Computational Molecular Evolution
Overall Course Objectives
To provide the student with broad knowledge in the field of molecular evolution (i.e. the evolution of DNA, RNA, and proteins). It is in particular the aim to provide the student with experience and in-depth knowledge of model-based methods for phylogenetic tree reconstruction and hypothesis testing in an evolutionary context. Although the study of molecular evolution does require a certain level of mathematical understanding, this course has been designed to attract a diverse range of students.
See course description in Danish
Learning Objectives
- account for natural selection and the neutral theory of molecular evolution.
- solve simple population genetic problems.
- account for important properties of phylogenetic trees.
- construct phylogenetic trees under the parsimony, distance, and maximum likelihood criteria (using the PAUP* program); construct Bayesian phylogenetic trees (using the MrBayes and BEAST programs).
- use the Fitch algorithm to manually compute the length of a tree given an alignment; use this as the basis for selecting the most parsimonious tree(s).
- account for substitution models based on Markov chains.
- manually compute the likelihood for a phylogenetic model given a set of parameter values and an alignment.
- use model selection criteria (e.g. likelihood ratio testing and AIC) for selecting the best of several alternative phylogenetic models.
- use the PAML program package to detect positively selected sites in a protein-encoding gene.
- use R (eg. RStudio) for manipulating, plotting, and analysing phylogenetic trees.
Course Content
Brief introduction to evolutionary theory and population genetics.
Mechanisms of molecular evolution. Models of DNA and protein substitution. Reconstruction of phylogenetic trees using distance based methods, parsimony, maximum likelihood, and Bayesian techniques. Advanced models of nucleotide substitution (gamma-distributed mutation rates, molecular clock models, codon models and analysis of selective pressure). Statistical analysis of biological hypotheses (likelihood ratio tests, bootstrapping, AIC, Bayesian statistics).
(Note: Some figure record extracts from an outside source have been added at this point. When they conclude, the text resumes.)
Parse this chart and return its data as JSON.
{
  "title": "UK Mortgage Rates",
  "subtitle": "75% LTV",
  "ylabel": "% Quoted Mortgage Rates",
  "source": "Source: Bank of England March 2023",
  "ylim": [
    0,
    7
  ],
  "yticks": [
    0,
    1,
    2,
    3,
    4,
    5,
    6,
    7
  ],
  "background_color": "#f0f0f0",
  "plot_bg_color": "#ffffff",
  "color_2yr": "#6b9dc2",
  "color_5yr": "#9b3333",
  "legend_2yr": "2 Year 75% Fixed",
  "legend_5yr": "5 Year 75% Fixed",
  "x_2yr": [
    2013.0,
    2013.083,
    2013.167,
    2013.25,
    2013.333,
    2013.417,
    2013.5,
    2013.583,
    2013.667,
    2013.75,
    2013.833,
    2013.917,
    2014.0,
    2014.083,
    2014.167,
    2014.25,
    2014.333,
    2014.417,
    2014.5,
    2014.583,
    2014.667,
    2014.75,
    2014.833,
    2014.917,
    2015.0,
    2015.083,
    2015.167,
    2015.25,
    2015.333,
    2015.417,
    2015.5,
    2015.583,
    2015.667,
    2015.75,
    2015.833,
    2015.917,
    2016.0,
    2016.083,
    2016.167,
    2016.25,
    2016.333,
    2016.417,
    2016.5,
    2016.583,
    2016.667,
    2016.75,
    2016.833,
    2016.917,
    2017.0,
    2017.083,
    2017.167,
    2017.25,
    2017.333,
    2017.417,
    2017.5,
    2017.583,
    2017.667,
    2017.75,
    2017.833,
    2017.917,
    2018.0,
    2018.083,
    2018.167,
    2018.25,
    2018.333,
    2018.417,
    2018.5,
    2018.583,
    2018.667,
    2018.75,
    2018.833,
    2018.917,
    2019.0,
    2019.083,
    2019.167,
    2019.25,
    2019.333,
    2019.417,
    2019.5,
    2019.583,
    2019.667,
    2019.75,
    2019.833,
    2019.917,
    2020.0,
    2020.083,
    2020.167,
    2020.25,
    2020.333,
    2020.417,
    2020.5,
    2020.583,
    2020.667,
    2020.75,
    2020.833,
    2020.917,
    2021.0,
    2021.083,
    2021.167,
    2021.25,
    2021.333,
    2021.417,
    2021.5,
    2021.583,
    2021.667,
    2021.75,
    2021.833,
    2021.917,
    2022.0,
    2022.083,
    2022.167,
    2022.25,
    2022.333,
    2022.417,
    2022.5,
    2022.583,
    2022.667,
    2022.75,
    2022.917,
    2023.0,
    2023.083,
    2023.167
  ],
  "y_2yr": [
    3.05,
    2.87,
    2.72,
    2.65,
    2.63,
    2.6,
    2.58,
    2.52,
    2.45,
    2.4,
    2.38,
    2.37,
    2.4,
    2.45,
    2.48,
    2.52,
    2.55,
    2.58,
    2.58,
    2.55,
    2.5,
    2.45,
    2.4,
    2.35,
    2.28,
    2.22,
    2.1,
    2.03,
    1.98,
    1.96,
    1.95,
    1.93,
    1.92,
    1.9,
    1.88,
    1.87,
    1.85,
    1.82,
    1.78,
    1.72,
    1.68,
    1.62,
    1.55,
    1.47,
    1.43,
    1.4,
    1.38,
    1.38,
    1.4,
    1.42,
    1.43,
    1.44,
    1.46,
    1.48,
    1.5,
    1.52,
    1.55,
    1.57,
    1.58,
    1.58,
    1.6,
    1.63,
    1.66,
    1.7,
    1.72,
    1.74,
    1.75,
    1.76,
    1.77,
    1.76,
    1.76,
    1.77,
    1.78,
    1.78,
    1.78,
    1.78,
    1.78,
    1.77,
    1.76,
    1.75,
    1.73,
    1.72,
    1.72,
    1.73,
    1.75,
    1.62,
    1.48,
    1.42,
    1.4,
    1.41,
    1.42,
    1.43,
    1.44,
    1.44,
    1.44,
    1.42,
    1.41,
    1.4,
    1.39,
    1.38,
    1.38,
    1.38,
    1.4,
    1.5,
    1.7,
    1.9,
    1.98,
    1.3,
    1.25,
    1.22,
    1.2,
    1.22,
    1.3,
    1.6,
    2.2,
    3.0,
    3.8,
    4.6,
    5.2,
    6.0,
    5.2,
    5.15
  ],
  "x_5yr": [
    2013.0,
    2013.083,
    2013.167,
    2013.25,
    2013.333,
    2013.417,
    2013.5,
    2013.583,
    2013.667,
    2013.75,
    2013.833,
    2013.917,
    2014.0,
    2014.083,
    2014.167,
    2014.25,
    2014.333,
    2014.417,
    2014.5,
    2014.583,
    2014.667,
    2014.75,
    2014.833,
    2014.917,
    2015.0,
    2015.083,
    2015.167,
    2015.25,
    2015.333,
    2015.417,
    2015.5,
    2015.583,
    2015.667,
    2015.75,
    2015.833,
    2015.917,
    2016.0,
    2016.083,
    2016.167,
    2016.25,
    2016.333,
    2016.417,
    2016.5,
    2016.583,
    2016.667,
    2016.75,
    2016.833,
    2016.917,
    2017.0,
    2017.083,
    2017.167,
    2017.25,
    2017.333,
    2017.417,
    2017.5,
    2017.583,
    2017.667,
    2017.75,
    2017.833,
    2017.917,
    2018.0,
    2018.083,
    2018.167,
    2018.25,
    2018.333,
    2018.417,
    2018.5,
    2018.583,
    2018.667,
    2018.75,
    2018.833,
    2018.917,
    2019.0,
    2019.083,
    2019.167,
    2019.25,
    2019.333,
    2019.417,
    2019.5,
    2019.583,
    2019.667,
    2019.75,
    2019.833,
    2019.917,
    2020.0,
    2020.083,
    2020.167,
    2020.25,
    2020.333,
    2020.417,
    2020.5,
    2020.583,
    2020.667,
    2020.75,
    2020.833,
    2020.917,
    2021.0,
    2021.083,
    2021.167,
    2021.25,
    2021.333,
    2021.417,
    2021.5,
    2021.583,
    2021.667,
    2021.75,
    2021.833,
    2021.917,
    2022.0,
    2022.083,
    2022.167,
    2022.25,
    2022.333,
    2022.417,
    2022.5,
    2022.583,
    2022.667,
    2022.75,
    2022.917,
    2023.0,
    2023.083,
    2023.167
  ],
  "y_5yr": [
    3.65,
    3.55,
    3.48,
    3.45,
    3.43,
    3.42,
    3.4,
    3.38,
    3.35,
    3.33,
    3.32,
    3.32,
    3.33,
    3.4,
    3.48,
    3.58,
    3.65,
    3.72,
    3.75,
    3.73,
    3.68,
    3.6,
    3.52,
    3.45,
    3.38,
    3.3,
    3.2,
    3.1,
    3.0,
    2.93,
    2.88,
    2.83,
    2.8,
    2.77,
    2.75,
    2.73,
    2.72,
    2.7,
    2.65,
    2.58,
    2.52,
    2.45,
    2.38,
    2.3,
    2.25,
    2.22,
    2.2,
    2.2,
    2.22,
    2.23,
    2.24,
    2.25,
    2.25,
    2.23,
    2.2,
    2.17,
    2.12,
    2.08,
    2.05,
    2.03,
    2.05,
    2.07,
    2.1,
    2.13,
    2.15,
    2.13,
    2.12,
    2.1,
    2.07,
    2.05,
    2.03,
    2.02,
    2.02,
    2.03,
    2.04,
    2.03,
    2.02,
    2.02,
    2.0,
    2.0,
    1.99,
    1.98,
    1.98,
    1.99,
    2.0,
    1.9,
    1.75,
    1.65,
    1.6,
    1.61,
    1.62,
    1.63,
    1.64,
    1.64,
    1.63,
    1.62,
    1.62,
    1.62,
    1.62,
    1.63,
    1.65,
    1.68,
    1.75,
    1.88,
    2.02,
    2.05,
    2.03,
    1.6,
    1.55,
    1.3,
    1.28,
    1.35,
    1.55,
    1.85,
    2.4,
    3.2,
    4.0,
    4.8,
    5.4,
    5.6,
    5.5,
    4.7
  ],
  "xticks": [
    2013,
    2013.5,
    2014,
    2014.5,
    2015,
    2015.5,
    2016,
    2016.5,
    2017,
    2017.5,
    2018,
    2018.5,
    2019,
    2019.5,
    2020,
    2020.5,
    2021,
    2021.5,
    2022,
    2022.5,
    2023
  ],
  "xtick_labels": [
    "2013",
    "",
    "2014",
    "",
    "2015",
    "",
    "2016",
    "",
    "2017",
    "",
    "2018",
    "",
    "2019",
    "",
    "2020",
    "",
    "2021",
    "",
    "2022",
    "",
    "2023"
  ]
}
The student will acquire practical experience in the use of computational methods by analyzing sequences from the scientific literature.
Teaching Method
Online lectures, computer exercises, handout exercises.
NOTE: The course is run as a “flipped classroom”, i.e., lectures are viewed online before class.
Faculty
Limited number of seats
Minimum: 10.
Please be aware that this course will only be held if the required minimum number of participants is met. You will be informed 8 days before the start of the course, whether the course will be held.